We read with great interest the recent Review by Nicolay et al.¹ on yttrium-90 radioembolization (⁹⁰Y-RE) in patients with unresectable colorectal metastases to the liver (Liver metastases from colorectal cancer: radioembolization with systemic therapy. Nat. Rev. Clin. Oncol. 6, 687–697; 2009). It provided the reader with a comprehensive overview of the current status of this relatively novel technique with respect to this type of cancer. However, we would like to take this opportunity to comment on a misinterpretation that the authors made when they discussed tumor response data from the literature. One of the articles the authors refer to in this section is a meta-analysis study on ⁹⁰Y-RE, authored by our group.² In their discussion of this study, Nicolay et al.¹ state that we reported objective response rates (ORRs) of approximately 80% in patients treated in a salvage setting, and ORRs >90% in patients who received radioembolization as a first-line treatment. This is incorrect since we did not assess ORR in our meta-analysis, which is defined as the portion of patients with complete or partial response, but instead the reported percentages refer to 'any response' (AR), which comprises the patients who exhibited complete response, partial response, and stable disease.
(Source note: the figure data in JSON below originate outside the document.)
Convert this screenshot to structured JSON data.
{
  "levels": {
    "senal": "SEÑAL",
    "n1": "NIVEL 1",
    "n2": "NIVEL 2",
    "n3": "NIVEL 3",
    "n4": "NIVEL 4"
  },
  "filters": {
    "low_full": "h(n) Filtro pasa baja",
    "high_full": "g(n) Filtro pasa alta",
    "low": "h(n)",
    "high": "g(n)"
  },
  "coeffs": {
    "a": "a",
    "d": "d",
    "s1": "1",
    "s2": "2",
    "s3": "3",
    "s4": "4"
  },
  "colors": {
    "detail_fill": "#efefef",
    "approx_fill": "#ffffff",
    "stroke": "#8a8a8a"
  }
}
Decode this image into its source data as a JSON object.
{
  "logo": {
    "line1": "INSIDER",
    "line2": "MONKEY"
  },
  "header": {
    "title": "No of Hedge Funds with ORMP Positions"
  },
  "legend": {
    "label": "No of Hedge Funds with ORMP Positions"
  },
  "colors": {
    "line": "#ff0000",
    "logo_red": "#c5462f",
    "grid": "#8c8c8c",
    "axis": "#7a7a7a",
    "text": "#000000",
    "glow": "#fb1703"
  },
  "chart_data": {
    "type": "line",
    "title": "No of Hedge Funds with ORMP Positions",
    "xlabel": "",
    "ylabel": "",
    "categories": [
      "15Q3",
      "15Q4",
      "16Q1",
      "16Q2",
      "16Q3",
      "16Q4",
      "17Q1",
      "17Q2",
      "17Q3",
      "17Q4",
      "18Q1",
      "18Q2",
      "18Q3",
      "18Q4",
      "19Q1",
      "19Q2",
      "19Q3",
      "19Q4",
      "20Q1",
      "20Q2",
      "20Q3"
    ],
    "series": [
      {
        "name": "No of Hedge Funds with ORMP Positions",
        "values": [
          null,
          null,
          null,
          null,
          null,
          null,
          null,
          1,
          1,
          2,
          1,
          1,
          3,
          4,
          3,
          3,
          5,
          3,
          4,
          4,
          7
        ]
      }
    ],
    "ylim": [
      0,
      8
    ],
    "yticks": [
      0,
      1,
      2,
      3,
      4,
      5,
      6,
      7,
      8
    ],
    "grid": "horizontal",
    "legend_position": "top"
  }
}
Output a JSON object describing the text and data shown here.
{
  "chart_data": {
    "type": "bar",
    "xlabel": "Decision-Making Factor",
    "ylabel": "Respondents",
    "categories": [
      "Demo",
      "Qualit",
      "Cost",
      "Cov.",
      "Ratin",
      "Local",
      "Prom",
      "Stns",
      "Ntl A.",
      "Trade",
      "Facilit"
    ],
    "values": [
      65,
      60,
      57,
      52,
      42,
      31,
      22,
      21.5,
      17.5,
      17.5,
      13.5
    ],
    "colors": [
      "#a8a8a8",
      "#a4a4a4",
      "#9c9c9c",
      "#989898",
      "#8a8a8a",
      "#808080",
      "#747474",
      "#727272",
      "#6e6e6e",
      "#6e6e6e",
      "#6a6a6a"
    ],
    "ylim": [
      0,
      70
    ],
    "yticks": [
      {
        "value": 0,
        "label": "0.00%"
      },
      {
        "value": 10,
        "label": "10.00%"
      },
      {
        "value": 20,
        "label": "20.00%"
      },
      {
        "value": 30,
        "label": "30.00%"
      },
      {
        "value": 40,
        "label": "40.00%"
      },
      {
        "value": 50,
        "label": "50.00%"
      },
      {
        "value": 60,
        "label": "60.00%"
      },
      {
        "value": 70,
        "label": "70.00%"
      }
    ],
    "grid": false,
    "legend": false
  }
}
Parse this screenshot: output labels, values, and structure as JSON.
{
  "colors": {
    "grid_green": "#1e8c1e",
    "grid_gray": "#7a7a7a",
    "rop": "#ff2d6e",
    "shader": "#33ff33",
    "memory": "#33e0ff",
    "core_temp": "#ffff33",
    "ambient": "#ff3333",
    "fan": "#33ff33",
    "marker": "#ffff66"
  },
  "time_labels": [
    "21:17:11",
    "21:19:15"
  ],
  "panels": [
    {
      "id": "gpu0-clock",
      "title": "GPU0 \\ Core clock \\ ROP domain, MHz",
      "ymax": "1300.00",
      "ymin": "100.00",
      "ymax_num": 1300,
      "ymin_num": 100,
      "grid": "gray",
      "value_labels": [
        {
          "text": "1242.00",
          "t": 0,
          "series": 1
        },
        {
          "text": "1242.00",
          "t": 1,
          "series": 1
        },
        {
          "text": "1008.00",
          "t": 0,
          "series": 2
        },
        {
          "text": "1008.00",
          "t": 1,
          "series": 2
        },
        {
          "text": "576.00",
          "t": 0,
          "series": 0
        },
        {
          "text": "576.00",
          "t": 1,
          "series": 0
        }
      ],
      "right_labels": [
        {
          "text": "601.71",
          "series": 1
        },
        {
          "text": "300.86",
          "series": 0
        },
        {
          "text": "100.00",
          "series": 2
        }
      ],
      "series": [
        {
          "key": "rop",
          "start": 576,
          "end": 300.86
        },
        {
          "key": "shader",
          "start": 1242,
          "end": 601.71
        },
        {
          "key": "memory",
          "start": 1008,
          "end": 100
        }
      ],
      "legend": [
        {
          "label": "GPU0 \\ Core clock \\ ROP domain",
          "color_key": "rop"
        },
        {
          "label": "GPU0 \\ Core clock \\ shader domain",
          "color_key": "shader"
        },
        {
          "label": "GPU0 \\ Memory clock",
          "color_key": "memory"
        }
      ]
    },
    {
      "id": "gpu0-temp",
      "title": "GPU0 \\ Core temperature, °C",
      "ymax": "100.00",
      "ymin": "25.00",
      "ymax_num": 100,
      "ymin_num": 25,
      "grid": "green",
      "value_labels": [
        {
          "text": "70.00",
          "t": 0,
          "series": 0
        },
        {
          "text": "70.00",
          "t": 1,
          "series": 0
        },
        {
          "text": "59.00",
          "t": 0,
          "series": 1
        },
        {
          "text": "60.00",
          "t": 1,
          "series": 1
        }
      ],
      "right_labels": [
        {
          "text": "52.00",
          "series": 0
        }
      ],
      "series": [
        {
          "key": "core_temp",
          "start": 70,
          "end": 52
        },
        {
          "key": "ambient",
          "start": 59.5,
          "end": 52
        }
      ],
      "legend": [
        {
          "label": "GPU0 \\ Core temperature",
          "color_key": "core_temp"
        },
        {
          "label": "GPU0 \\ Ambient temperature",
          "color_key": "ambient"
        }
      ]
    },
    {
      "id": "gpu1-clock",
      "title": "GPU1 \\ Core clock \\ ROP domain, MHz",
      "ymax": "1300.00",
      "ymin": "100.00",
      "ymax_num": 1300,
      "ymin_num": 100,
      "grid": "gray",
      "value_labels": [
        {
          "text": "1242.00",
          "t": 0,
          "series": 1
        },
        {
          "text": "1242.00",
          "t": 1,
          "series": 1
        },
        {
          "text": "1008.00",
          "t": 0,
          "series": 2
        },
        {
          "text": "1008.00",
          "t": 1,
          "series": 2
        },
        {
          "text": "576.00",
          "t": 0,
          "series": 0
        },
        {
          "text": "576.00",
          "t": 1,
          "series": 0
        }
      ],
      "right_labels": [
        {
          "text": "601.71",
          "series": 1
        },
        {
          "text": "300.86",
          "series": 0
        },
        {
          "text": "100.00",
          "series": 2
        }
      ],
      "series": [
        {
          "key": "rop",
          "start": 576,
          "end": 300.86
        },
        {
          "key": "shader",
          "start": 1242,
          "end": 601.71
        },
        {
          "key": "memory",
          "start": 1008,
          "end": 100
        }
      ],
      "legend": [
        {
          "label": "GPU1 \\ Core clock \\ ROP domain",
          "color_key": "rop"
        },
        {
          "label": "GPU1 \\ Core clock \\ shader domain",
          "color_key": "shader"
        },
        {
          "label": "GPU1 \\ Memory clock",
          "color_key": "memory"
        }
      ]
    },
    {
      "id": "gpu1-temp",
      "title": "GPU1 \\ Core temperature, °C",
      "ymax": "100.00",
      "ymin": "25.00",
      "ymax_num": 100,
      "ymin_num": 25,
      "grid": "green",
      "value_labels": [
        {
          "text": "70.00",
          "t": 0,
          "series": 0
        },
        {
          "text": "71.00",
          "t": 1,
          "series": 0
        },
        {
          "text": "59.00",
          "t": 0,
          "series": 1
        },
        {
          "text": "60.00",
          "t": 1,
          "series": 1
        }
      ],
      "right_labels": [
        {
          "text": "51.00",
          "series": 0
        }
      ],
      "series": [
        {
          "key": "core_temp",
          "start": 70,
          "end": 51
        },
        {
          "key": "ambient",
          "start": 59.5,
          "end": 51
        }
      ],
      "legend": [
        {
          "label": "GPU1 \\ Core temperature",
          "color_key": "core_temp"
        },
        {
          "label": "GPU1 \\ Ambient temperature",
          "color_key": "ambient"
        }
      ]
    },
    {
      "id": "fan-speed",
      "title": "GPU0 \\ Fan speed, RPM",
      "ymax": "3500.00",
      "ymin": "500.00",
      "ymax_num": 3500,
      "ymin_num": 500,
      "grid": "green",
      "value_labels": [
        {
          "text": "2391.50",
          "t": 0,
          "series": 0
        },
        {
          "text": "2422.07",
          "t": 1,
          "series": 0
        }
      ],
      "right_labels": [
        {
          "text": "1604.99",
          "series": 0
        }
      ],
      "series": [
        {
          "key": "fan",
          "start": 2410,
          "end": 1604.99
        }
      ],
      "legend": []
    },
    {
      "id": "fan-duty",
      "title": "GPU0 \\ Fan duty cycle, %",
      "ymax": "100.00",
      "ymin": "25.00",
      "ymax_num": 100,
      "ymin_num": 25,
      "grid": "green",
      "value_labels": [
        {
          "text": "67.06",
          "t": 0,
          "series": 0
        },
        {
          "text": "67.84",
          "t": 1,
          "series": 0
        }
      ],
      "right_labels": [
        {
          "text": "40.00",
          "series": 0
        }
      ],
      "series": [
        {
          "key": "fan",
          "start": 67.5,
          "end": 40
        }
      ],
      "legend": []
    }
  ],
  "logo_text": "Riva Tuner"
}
We used AR instead of ORR because both partial response and stable disease were not uniformly defined in the studies that were included in the meta-analysis, mainly as a consequence of a difference between the Response Evaluation Criteria In Solid Tumors (RECIST)³ and WHO response criteria.⁴

Obviously, due to the combination of different response categories, AR derived from a series of studies will generally be higher than ORR. In fact, based on the raw data from our meta-analysis,² we estimate ORRs for colorectal cancer metastatic to the liver to be approximately 80–90% in patients who received radioembolization as a first-line treatment, but only about 40% in patients treated in a salvage setting. That said, with respect to patients treated with ⁹⁰Y-RE in both the first-line and in a salvage setting, response rate might actually be considerably higher because in most studies on ⁹⁰Y-RE included in our meta-analysis, response was measured by cross-sectional anatomic imaging techniques (such as CT and MRI) that rely on tumor size measurement. However, it is known that lesion size does not always correlate with tumor response, due to several peritumoral and endotumoral processes that can occur post ⁹⁰Y-RE treatment, such as peritumoral edema and necrosis.⁵

The latest RECIST criteria (RECIST 1.1)⁶ advise the use of PET using fluorine-18 fluorodeoxyglucose (¹⁸F-FDG) for functional assessment of treatment response in ¹⁸F-FDG-avid cancers, such as colorectal liver metastases. Most of the literature on ⁹⁰Y-RE reports on tumor response following treatment, but one might argue that tumor response should not be the primary end point. Instead, we contend that progression-free interval and overall survival, as well as standardized quality-of-life measurements, are the preferred end points in comparative studies. Nicolay et al.¹ mention the two large, ongoing, controlled trials, in which patients with colorectal liver metastases are randomly assigned to receive either systemic chemotherapy (consisting of oxaliplatin, 5-fluorouracil and leucovorin [FOLFOX]) or ⁹⁰Y-RE with resin microspheres plus FOLFOX. The primary end points of these studies are progression-free interval in the SIRFLOX trial⁷ and overall survival in the FOXFIRE trial.⁸ The results of these studies are expected to provide further insight into the true added value of this type of internal radiation therapy.